The WPI in May has contracted 2.36 per cent, suggesting the economy continues to be in deflation mode.
In April, WPI had contracted 2.7 per cent.
All the major constituents of WPI— primary articles, manufactured goods and fuel & power— continue to show contraction.
While the year-on-year fall in commodity prices explains the continued contraction in prices of manufactured products and fuel, the fall in primary articles was largely led by non-food articles.
Food prices inched up 3.8 per cent in May due to an increase in prices of pulses, onions and fruits.

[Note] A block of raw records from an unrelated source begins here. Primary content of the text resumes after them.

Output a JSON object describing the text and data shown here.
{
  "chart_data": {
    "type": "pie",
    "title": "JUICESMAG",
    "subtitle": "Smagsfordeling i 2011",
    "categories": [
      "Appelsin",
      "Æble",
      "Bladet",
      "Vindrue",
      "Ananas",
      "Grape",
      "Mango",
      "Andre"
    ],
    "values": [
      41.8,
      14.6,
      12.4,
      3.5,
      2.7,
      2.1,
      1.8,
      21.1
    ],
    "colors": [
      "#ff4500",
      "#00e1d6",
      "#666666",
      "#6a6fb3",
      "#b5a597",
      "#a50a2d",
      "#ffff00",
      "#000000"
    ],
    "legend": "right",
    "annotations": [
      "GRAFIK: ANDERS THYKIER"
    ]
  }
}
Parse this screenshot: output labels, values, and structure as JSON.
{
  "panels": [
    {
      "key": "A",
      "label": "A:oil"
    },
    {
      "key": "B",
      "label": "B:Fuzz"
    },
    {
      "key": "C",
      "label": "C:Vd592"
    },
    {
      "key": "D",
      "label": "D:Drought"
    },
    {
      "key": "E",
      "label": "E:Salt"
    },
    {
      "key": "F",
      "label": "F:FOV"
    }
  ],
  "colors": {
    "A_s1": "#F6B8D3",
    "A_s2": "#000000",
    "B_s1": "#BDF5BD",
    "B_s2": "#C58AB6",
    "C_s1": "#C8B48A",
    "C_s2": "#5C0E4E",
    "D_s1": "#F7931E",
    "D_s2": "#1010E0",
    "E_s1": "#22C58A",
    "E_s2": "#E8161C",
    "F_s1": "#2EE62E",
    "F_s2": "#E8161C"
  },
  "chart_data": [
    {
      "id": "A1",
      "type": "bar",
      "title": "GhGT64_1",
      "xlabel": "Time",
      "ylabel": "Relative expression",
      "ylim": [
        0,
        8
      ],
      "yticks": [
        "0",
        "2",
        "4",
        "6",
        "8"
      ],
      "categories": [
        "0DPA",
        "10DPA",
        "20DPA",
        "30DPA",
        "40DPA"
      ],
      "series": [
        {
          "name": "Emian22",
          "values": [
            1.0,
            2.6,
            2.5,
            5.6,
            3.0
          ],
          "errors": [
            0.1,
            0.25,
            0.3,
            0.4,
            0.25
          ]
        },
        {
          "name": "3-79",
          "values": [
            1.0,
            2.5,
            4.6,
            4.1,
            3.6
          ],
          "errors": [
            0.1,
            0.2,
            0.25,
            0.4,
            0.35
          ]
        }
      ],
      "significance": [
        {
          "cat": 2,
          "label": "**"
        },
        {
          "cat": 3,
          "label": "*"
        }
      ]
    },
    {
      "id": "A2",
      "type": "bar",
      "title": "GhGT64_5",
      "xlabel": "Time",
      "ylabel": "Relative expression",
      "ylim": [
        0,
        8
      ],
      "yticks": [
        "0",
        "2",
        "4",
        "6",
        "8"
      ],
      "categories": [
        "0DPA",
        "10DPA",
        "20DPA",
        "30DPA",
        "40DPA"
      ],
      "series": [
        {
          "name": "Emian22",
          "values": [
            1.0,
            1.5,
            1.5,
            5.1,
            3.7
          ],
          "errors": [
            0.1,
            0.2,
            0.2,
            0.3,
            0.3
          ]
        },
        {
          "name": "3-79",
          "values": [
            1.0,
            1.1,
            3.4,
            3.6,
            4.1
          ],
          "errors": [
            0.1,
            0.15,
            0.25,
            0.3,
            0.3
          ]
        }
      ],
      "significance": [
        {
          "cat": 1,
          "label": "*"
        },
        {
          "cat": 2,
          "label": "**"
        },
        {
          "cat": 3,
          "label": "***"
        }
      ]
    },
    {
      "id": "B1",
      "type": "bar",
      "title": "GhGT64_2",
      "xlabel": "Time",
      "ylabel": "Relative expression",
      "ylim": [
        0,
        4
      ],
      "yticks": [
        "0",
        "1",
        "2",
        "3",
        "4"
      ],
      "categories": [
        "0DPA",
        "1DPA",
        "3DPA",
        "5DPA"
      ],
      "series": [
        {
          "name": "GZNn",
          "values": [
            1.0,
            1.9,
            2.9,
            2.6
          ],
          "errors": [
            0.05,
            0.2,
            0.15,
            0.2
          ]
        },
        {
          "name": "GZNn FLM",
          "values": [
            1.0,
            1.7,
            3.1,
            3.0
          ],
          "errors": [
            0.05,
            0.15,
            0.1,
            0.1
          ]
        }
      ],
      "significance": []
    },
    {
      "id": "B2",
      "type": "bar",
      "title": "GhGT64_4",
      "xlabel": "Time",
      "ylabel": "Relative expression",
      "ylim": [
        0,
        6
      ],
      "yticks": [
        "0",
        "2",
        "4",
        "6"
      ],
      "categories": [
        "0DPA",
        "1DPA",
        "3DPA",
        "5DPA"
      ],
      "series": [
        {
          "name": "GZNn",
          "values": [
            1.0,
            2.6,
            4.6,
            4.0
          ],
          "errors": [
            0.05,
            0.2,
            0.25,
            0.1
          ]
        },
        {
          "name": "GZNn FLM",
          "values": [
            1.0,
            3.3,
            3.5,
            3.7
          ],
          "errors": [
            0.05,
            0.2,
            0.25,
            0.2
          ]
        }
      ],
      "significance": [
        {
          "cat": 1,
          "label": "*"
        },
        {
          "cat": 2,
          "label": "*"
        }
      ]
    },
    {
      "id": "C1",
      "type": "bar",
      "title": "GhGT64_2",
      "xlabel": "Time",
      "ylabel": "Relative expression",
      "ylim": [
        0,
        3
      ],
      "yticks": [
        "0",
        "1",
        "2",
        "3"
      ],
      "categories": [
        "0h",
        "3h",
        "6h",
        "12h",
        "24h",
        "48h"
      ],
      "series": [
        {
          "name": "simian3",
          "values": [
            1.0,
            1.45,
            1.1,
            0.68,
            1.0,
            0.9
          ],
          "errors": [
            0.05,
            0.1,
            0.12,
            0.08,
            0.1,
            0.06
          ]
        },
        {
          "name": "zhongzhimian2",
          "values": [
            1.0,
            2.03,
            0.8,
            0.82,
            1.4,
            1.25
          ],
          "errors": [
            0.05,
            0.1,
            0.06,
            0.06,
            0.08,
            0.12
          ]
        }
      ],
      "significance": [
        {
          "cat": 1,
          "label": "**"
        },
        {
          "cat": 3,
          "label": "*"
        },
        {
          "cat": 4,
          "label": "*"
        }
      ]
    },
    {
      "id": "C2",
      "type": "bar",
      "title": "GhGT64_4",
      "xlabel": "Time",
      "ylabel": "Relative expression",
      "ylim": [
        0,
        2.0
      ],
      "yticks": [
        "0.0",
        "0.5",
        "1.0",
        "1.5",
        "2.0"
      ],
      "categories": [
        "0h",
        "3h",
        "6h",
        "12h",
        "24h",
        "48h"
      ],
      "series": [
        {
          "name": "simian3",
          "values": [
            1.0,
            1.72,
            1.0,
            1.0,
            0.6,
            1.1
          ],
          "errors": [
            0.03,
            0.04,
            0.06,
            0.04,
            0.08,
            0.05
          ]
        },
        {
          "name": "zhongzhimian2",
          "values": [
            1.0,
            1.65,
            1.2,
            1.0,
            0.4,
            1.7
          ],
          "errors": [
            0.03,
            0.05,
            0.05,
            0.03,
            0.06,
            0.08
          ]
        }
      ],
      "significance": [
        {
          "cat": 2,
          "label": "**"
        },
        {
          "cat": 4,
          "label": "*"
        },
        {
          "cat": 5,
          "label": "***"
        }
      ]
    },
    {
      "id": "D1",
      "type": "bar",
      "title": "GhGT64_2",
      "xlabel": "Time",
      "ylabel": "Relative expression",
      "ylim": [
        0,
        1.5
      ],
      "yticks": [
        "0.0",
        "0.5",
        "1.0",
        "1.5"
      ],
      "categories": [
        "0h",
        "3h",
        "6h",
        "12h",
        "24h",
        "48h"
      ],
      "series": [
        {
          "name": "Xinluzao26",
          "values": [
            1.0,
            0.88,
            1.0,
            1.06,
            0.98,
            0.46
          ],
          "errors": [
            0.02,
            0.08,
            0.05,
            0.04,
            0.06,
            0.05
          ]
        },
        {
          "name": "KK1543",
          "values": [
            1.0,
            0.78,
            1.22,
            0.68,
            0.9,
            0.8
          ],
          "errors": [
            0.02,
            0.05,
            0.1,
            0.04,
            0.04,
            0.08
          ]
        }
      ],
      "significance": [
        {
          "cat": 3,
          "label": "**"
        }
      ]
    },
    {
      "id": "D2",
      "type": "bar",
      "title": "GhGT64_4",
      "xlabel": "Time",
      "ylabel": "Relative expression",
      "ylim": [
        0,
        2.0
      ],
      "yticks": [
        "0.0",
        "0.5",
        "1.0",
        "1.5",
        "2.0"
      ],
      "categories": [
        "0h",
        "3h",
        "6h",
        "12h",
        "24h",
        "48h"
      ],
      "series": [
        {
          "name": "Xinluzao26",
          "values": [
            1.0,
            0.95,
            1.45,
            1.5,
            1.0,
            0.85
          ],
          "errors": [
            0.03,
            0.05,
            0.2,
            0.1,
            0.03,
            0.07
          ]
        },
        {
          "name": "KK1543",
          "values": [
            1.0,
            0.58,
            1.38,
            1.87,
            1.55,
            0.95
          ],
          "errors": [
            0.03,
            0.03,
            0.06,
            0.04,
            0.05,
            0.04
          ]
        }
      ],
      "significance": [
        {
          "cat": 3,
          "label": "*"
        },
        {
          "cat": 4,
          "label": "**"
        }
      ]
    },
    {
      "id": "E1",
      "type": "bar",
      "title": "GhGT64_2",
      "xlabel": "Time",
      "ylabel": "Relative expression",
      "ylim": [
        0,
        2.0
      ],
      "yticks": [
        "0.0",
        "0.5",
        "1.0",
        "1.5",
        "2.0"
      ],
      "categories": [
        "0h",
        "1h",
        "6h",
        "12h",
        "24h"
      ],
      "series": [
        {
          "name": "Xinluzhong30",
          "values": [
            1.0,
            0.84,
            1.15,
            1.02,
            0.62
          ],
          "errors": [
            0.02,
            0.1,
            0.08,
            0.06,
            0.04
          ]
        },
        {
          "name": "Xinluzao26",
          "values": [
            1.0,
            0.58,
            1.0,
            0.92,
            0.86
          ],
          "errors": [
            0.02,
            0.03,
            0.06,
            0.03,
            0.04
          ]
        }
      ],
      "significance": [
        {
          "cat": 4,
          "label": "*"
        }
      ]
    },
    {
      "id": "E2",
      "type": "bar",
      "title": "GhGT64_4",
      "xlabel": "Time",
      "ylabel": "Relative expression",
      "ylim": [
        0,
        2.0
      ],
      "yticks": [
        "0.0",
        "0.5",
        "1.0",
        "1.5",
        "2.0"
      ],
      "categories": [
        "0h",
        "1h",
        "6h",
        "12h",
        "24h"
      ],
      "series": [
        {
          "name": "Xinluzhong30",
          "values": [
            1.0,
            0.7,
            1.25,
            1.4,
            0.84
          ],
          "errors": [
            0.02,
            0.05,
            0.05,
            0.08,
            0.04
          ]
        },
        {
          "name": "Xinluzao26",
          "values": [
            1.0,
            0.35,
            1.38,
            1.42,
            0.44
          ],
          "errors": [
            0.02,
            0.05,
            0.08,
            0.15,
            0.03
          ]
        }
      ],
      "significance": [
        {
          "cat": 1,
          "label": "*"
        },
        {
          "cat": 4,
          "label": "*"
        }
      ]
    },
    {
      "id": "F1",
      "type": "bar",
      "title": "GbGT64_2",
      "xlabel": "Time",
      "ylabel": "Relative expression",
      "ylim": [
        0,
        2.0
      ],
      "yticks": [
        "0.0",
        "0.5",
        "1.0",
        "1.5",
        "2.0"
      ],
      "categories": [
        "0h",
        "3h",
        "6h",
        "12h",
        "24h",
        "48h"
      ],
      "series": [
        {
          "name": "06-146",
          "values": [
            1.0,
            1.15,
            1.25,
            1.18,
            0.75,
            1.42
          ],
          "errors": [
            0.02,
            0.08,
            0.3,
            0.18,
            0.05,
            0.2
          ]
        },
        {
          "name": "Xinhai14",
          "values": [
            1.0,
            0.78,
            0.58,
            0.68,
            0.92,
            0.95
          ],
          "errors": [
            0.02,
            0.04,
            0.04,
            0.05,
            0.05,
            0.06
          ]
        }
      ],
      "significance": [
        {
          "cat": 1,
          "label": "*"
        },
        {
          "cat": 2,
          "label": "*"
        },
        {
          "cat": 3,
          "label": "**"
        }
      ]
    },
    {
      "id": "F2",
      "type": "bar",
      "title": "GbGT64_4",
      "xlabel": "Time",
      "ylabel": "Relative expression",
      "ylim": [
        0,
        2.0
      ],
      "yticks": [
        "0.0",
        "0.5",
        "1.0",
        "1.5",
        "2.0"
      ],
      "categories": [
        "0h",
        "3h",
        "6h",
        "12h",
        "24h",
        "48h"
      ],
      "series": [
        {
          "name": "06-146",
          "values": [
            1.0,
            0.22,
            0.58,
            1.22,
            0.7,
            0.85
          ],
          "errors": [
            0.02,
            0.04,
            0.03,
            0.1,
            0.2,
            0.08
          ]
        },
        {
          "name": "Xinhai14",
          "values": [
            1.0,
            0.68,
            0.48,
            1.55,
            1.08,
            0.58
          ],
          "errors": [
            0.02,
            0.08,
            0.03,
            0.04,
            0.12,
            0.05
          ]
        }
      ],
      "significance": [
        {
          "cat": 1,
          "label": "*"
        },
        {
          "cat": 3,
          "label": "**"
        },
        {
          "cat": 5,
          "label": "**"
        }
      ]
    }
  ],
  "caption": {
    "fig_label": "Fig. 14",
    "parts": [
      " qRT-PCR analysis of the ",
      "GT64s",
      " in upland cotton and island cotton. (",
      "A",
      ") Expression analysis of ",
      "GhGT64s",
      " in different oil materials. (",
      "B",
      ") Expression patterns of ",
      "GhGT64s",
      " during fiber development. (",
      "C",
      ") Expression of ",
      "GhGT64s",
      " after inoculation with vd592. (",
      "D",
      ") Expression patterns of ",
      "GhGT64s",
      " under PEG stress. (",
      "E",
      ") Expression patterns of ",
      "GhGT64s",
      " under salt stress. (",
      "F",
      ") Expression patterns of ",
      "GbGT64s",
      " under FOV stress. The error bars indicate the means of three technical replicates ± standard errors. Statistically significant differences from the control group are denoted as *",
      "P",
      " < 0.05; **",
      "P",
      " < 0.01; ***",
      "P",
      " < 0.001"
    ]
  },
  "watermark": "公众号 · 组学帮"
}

Despite this, economists believe food prices are not showing any alarming trends and have continued to decline since January.
Given the Reserve Bank of India (RBI) only looks at consumer price index (CPI), most would dismiss the continued contraction in WPI.
But the CPI data is not showing any divergence from the WPI, even though it inched up to 5.01 per cent in May from 4.87 per cent in April.
Soumya Kanti Ghosh, chief economic adviser at State Bank of India, says the revised CPI numbers released by the government on February 2015 include unseasonal items such as tomato, cauliflower, peas and grapes.
These items are not included in the WPI; if one excludes the unseasonal items, the CPI is overstated by 25 basis points.
At the state level, a large part of the food inflation is fuelled by potato and onion prices.
Food prices, other than pulses and select vegetables, are largely showing a benign trend. After contracting for eight months, vegetable prices rose by 1.7 per cent while prices of pulses jumped 4.6 per cent.
Also, monsoon trend so far shows that Central India, which produces pulses, has received 12 per cent excess rainfall. Kotak Economic Research is factoring in some upside in vegetables, pulses and oilseeds given the weather forecast, but it does not yet expect a generalised food price shock.
Additionally, the service tax rate of 14 per cent from earlier 12.36 per cent would marginally push up core inflation in June, but prices are largely expected to remain stable.
Economists do not share RBI's concerns on prices and believe inflation will undershoot the central bank’s estimated CPI level of six per cent by March 2016. Therefore, further rate cuts are now being ruled out. If inflation continues its downward trajectory, RBI will need a credible reason not to cut interest rates.
The US Fed’s rate cycle is set to turn later this year, but India is in a much better position than it was in 2013.